1. u^-2(1-u^2+u^4)du
2. (sqrt(x)+ 3/x - 2e^(x))dx

The anti derivative symbol is in front of the equations.

Also need help on find f(x) so that it satisfies f'(x) = 1+e^x+1/x and f(1) = 3+e.

Please show steps so I can understand. Thanks.

To find the antiderivative of each equation, we can use the rule of integration. The general method is to apply the power rule, constant multiple rule, and sum/difference rule in reverse order.

1. u^-2(1 - u^2 + u^4)du:
In this case, we can rewrite the equation as follows:
u^-2 - u^0 + u^2du

Now, we can apply the power rule in reverse order:
(u^-2+1) / (-2+1) - (u^0+1) / (0+1) + (u^2+1) / (2+1) + C

Simplifying the equation, we get:
-1/u + 1/u^2 + u^3/3 + C

2. (sqrt(x) + 3/x - 2e^x)dx:
We have three terms in this equation, so we will integrate each term separately.

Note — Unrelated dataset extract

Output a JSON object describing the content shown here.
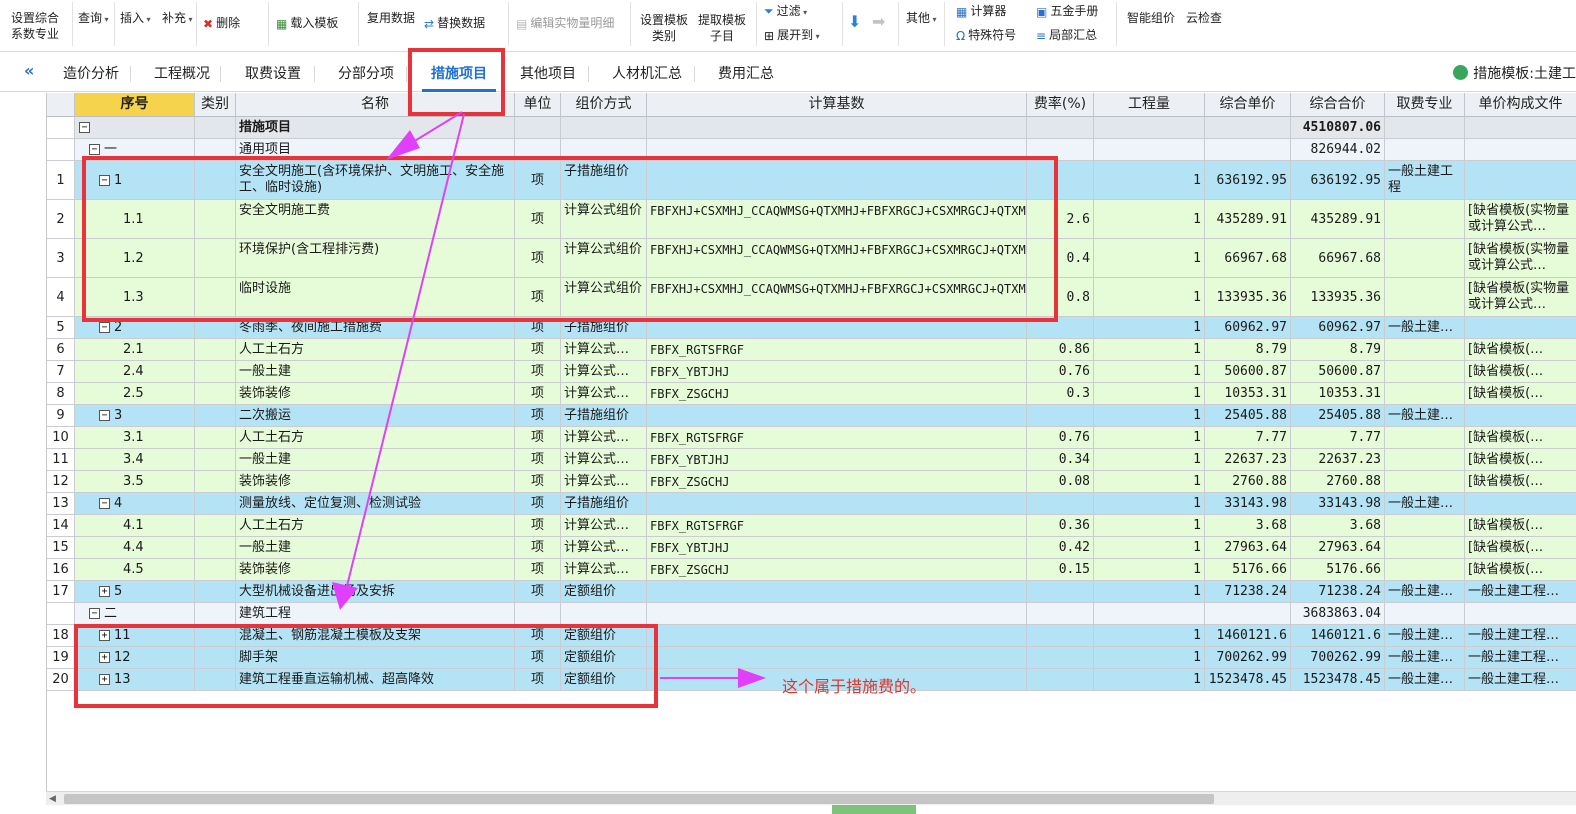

For the first term, √x, we can use the power rule in reverse order:
(2/3)x^(3/2)

For the second term, 3/x, we can rewrite it as:
3x^-1

To solve it, we use the power rule in reverse:
3 ln|x|

For the third term, -2e^x, the antiderivative is:
-2e^x

Putting all the terms together, we get:
(2/3)x^(3/2) + 3ln|x| - 2e^x + C

Now, let's move on to finding f(x) such that f'(x) = 1 + e^x + 1/x and f(1) = 3 + e.

To find f(x), we will perform the reverse process of differentiation, which is integration. We integrate the expression 1 + e^x + 1/x with respect to x.

∫(1 + e^x + 1/x)dx = ∫dx + ∫e^xdx + ∫(1/x)dx

The first integral is simply x.

The integral of e^x is e^x.

The integral of 1/x can be found by using the natural logarithm:
∫(1/x)dx = ln|x|

Putting it all together, we have:
f(x) = x + e^x + ln|x| + C

To find the value of C, we will use the given condition f(1) = 3 + e:
f(1) = 1 + e + ln|1| + C = 3 + e

Simplifying the equation, we get:
2 + e + C = 3 + e

Therefore, C = 1.

Finally, the function f(x) that satisfies f'(x) = 1 + e^x + 1/x, and f(1) = 3 + e, is:
f(x) = x + e^x + ln|x| + 1